Thursday, 31 December 2015

Old Acquaintance





Here you are, at the season finale of another series of 'Your Life". In an ideal world you will stand, surrounded by the key cast members, who listen in reverent, beautifully lit silence as you give a speech about everything you've learned in the series just gone. You will mourn your losses and celebrate your victories. Reflect on some of those really good episodes that defined your character's personal growth this year. Maybe you'll seed some of the major plot arcs of the next series. Then you'll all file out to watch the fireworks, but the camera will linger in the deserted room. And then fade to black. And credits.

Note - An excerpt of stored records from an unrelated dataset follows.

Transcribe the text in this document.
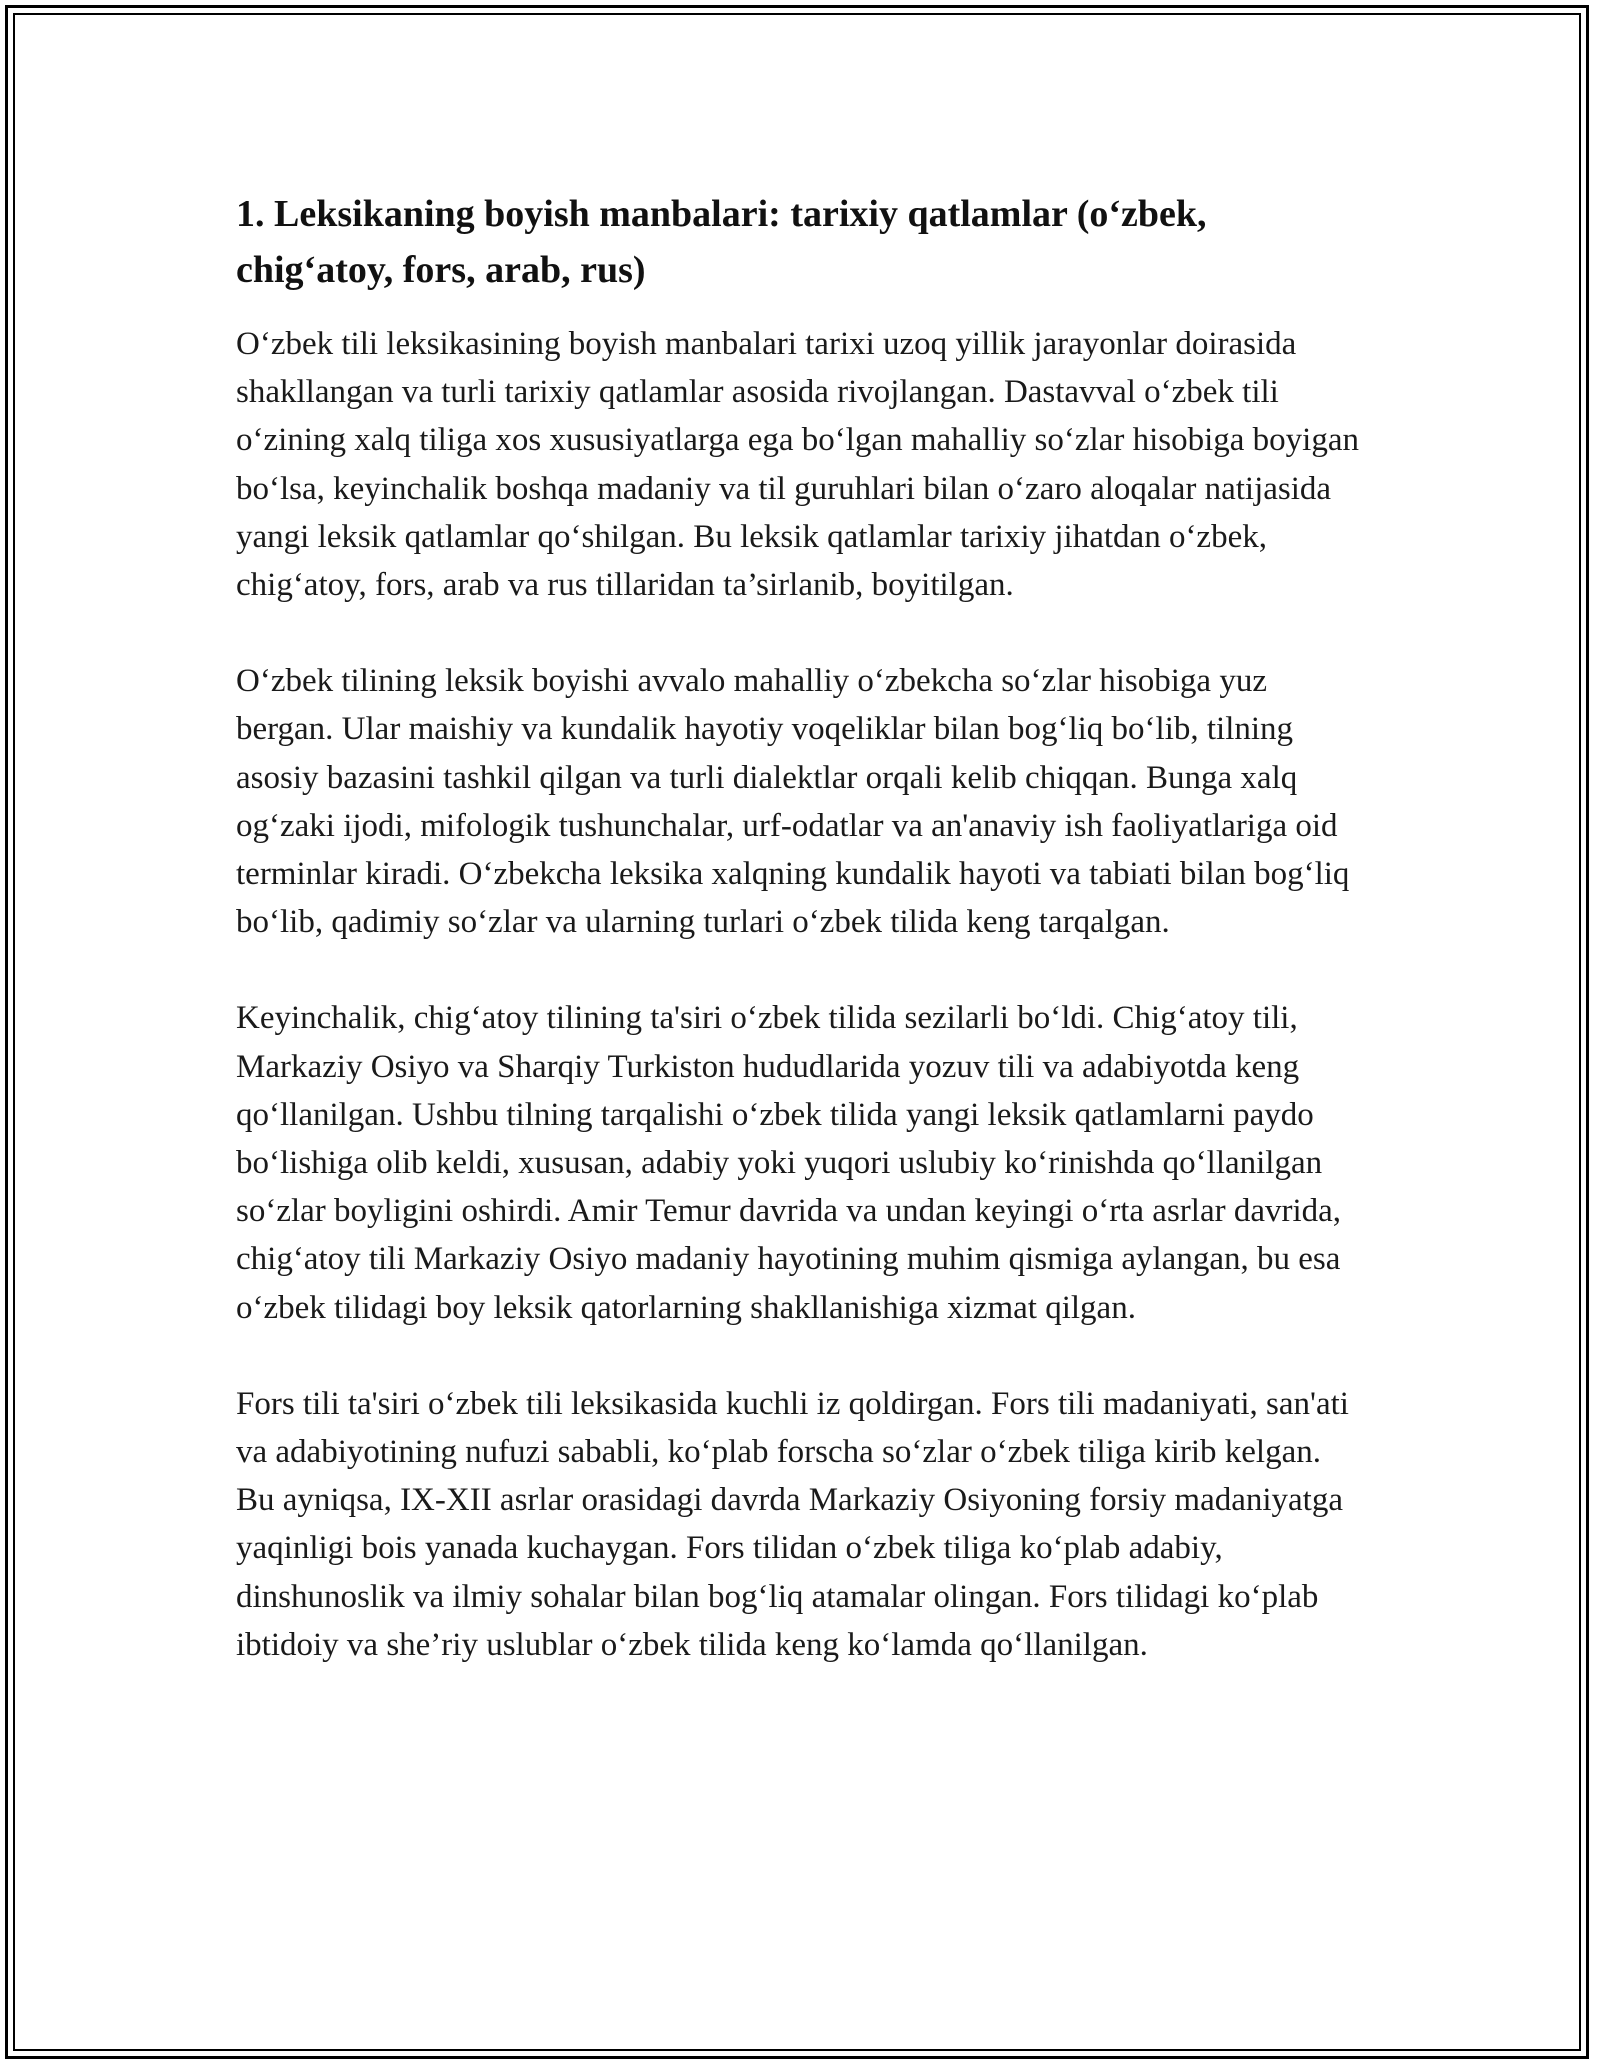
1. Leksikaning boyish manbalari: tarixiy qatlamlar (o‘zbek, chig‘atoy, fors, arab, rus)

O‘zbek tili leksikasining boyish manbalari tarixi uzoq yillik jarayonlar doirasida shakllangan va turli tarixiy qatlamlar asosida rivojlangan. Dastavval o‘zbek tili o‘zining xalq tiliga xos xususiyatlarga ega bo‘lgan mahalliy so‘zlar hisobiga boyigan bo‘lsa, keyinchalik boshqa madaniy va til guruhlari bilan o‘zaro aloqalar natijasida yangi leksik qatlamlar qo‘shilgan. Bu leksik qatlamlar tarixiy jihatdan o‘zbek, chig‘atoy, fors, arab va rus tillaridan ta’sirlanib, boyitilgan.

O‘zbek tilining leksik boyishi avvalo mahalliy o‘zbekcha so‘zlar hisobiga yuz bergan. Ular maishiy va kundalik hayotiy voqeliklar bilan bog‘liq bo‘lib, tilning asosiy bazasini tashkil qilgan va turli dialektlar orqali kelib chiqqan. Bunga xalq og‘zaki ijodi, mifologik tushunchalar, urf-odatlar va an'anaviy ish faoliyatlariga oid terminlar kiradi. O‘zbekcha leksika xalqning kundalik hayoti va tabiati bilan bog‘liq bo‘lib, qadimiy so‘zlar va ularning turlari o‘zbek tilida keng tarqalgan.

Keyinchalik, chig‘atoy tilining ta'siri o‘zbek tilida sezilarli bo‘ldi. Chig‘atoy tili, Markaziy Osiyo va Sharqiy Turkiston hududlarida yozuv tili va adabiyotda keng qo‘llanilgan. Ushbu tilning tarqalishi o‘zbek tilida yangi leksik qatlamlarni paydo bo‘lishiga olib keldi, xususan, adabiy yoki yuqori uslubiy ko‘rinishda qo‘llanilgan so‘zlar boyligini oshirdi. Amir Temur davrida va undan keyingi o‘rta asrlar davrida, chig‘atoy tili Markaziy Osiyo madaniy hayotining muhim qismiga aylangan, bu esa o‘zbek tilidagi boy leksik qatorlarning shakllanishiga xizmat qilgan.

Fors tili ta'siri o‘zbek tili leksikasida kuchli iz qoldirgan. Fors tili madaniyati, san'ati va adabiyotining nufuzi sababli, ko‘plab forscha so‘zlar o‘zbek tiliga kirib kelgan. Bu ayniqsa, IX-XII asrlar orasidagi davrda Markaziy Osiyoning forsiy madaniyatga yaqinligi bois yanada kuchaygan. Fors tilidan o‘zbek tiliga ko‘plab adabiy, dinshunoslik va ilmiy sohalar bilan bog‘liq atamalar olingan. Fors tilidagi ko‘plab ibtidoiy va she’riy uslublar o‘zbek tilida keng ko‘lamda qo‘llanilgan.
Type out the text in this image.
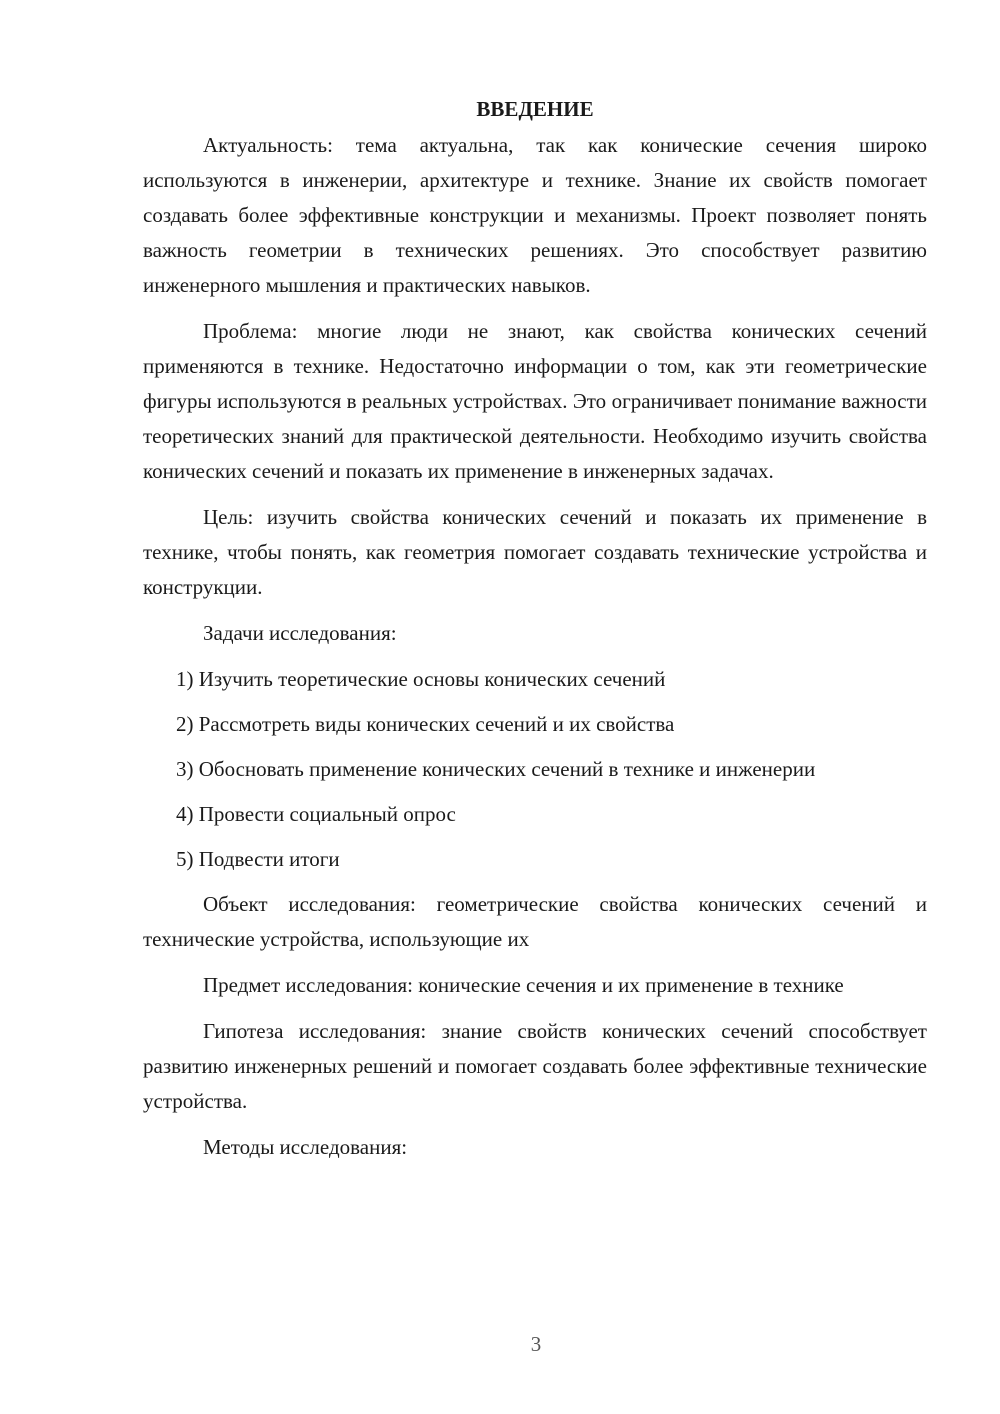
ВВЕДЕНИЕ

Актуальность: тема актуальна, так как конические сечения широко используются в инженерии, архитектуре и технике. Знание их свойств помогает создавать более эффективные конструкции и механизмы. Проект позволяет понять важность геометрии в технических решениях. Это способствует развитию инженерного мышления и практических навыков.

Проблема: многие люди не знают, как свойства конических сечений применяются в технике. Недостаточно информации о том, как эти геометрические фигуры используются в реальных устройствах. Это ограничивает понимание важности теоретических знаний для практической деятельности. Необходимо изучить свойства конических сечений и показать их применение в инженерных задачах.

Цель: изучить свойства конических сечений и показать их применение в технике, чтобы понять, как геометрия помогает создавать технические устройства и конструкции.

Задачи исследования:

1) Изучить теоретические основы конических сечений
2) Рассмотреть виды конических сечений и их свойства
3) Обосновать применение конических сечений в технике и инженерии
4) Провести социальный опрос
5) Подвести итоги

Объект исследования: геометрические свойства конических сечений и технические устройства, использующие их

Предмет исследования: конические сечения и их применение в технике

Гипотеза исследования: знание свойств конических сечений способствует развитию инженерных решений и помогает создавать более эффективные технические устройства.

Методы исследования:

3
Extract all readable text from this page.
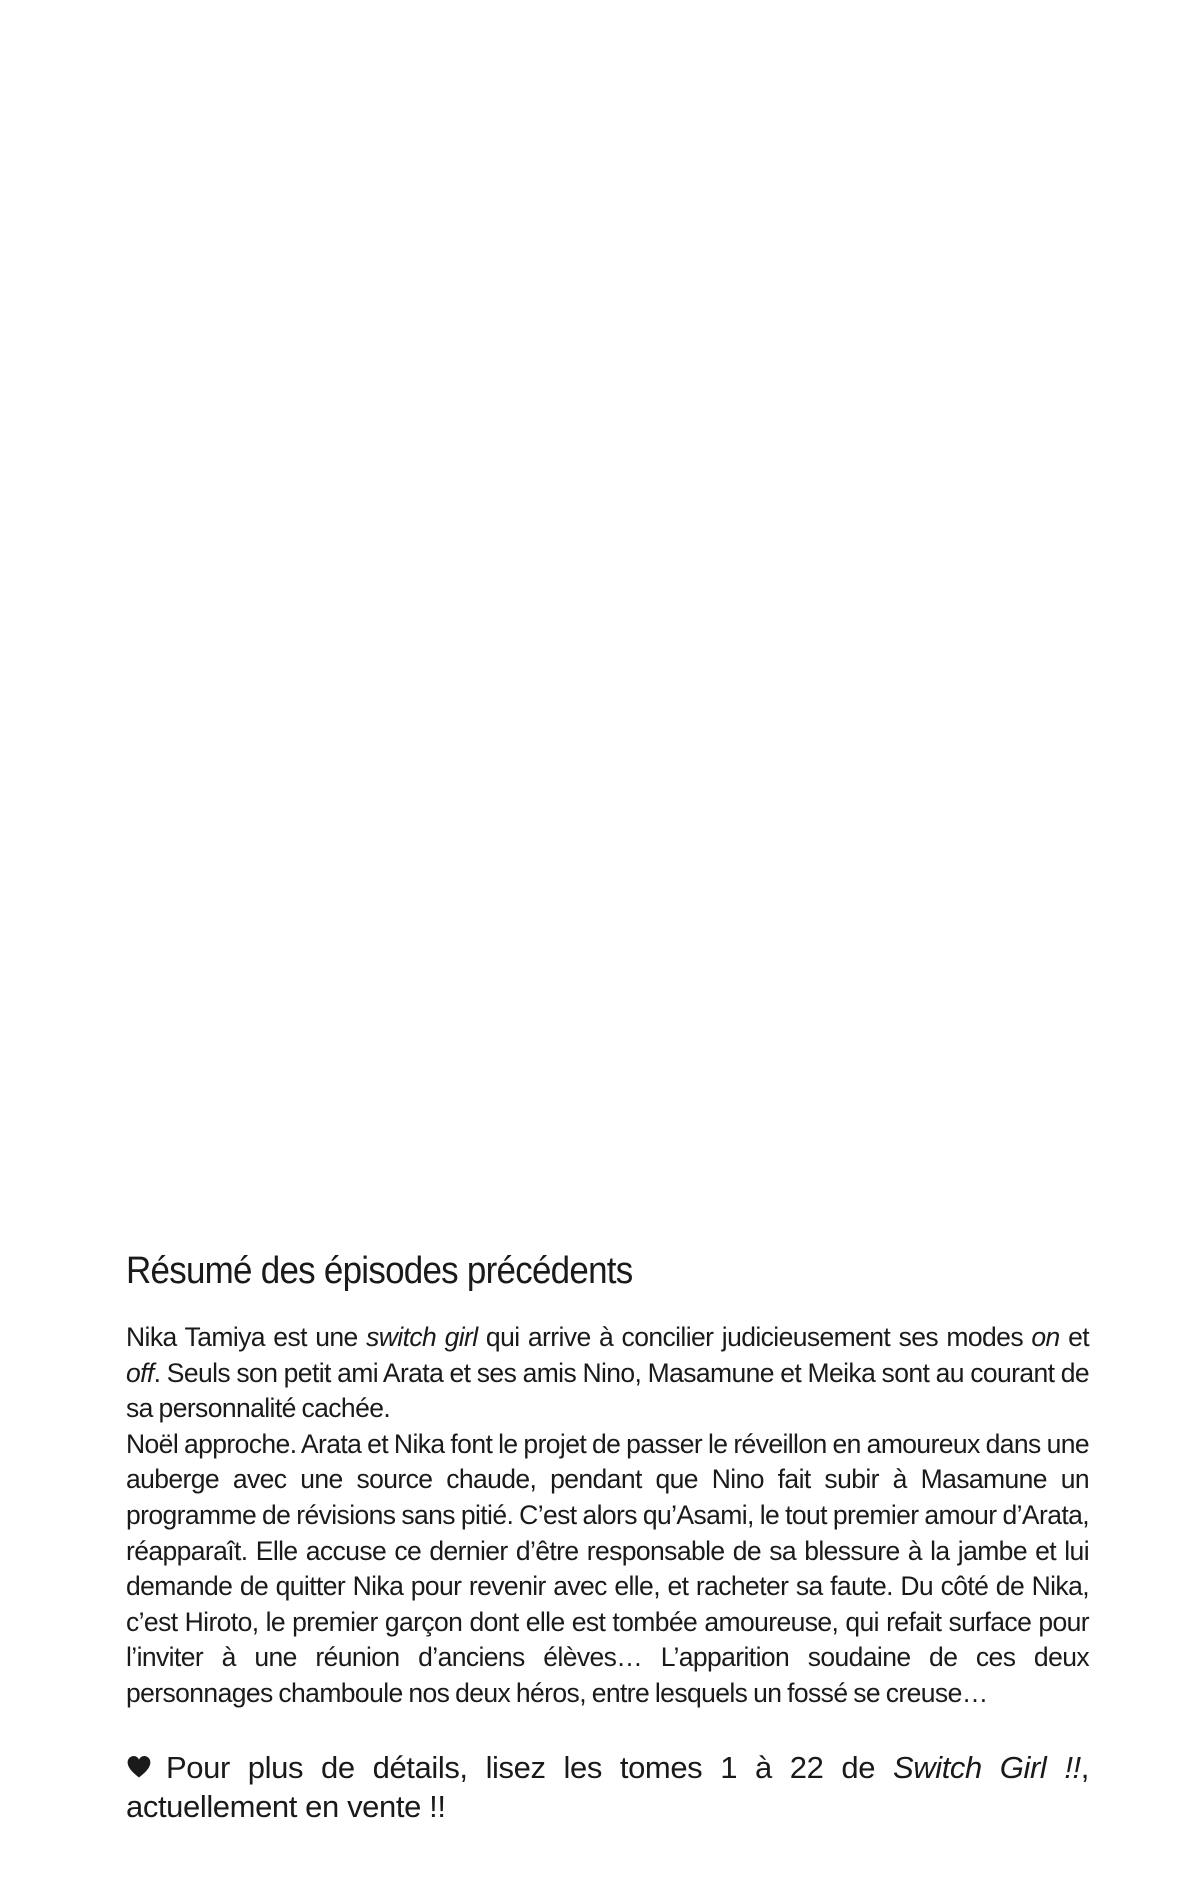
Résumé des épisodes précédents

Nika Tamiya est une switch girl qui arrive à concilier judicieusement ses modes on et off. Seuls son petit ami Arata et ses amis Nino, Masamune et Meika sont au courant de sa personnalité cachée.

Noël approche. Arata et Nika font le projet de passer le réveillon en amoureux dans une auberge avec une source chaude, pendant que Nino fait subir à Masamune un programme de révisions sans pitié. C’est alors qu’Asami, le tout premier amour d’Arata, réapparaît. Elle accuse ce dernier d’être responsable de sa blessure à la jambe et lui demande de quitter Nika pour revenir avec elle, et racheter sa faute. Du côté de Nika, c’est Hiroto, le premier garçon dont elle est tombée amoureuse, qui refait surface pour l’inviter à une réunion d’anciens élèves… L’apparition soudaine de ces deux personnages chamboule nos deux héros, entre lesquels un fossé se creuse…

Pour plus de détails, lisez les tomes 1 à 22 de Switch Girl !!, actuellement en vente !!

In your mind, the new year is not just 'tomorrow'. It's a whole new series. A new title sequence, revamped sets, a brand new Big Bad and a fresh narrative direction. And it's in that new opening credit sequence that we see the biggest change of all. Unfamiliar names, as new cast members join the ranks of the show. And names that are missing from last year. Actors who have moved onto other projects, their characters written out or - like Mandy in the West Wing series 2 - just gone without comment.

 
I wonder how many names have been effectively written out of the credits of my show this year? Or, to be less self centred, I wonder how many other people's credits no longer feature my name? This time of year does make me realise that there are some people I simply don't connect with any more. I'll compile invite lists for Christmas parties and become aware that there are people on those lists who have drifted away.

Some of them are names I just skip over - faces on Facebook that no longer exist in my real life. Why are they still there? Should I delete them? No, we're still friends. Aren't we? Are we? I do click to like their posts once in a while...   But if we are friends, why has the entirety of 2015 passed without me seeing their actual human aspect even once?

Some of them are people who I wish I still saw, but for whatever reason never get back to me. Maybe I did something terrible to offend them. That's not unlikely, actually. I'm often saying dumb stuff online. And because we don't see each other, they forget that most of what I say is subject to nuance, or irony, or part of a complicated set of evolving thought processes that can't really be summed up in a tweet or Facebook comment. And I forget that they are human beings, with thoughts and feelings, rather than abstract opinion on a screen, good for a critical kicking. So those friendships become part of a circular loop, whereby our lack of understanding of each other contributes to an exponential erosion of relationship.


I finally find someone I can agree with.



It's an oddness. And one that until a few years ago might have passed us by. We don't really have opening credits. Well, we might have, I suppose, but we don't get to see them because we're stuck inside the narrative. Buffy the Vampire Slayer never got to look at her opening titles and think "Oh good, Angel's in it this week - I'll spend a bit more time on my hair." And in the same way we can't step outside our own stories and say "Oh, I see they've dropped Sharon from the title sequence. I guess she's not that important any more. No Christmas present for her!"

No. What we have now that we didn't have until about ten years ago, is a list of 'Friends' on social media. Whereas once Sharon might have drifted out of my life without either of us noticing, now she has a virtual presence that exists as a constant reminder. Here's a human being that you used to know. She's still a 'friend', but you know that's not the truth. Because it turns out 'friends' is a complicated idea that doesn't really fit into that catch-all definition.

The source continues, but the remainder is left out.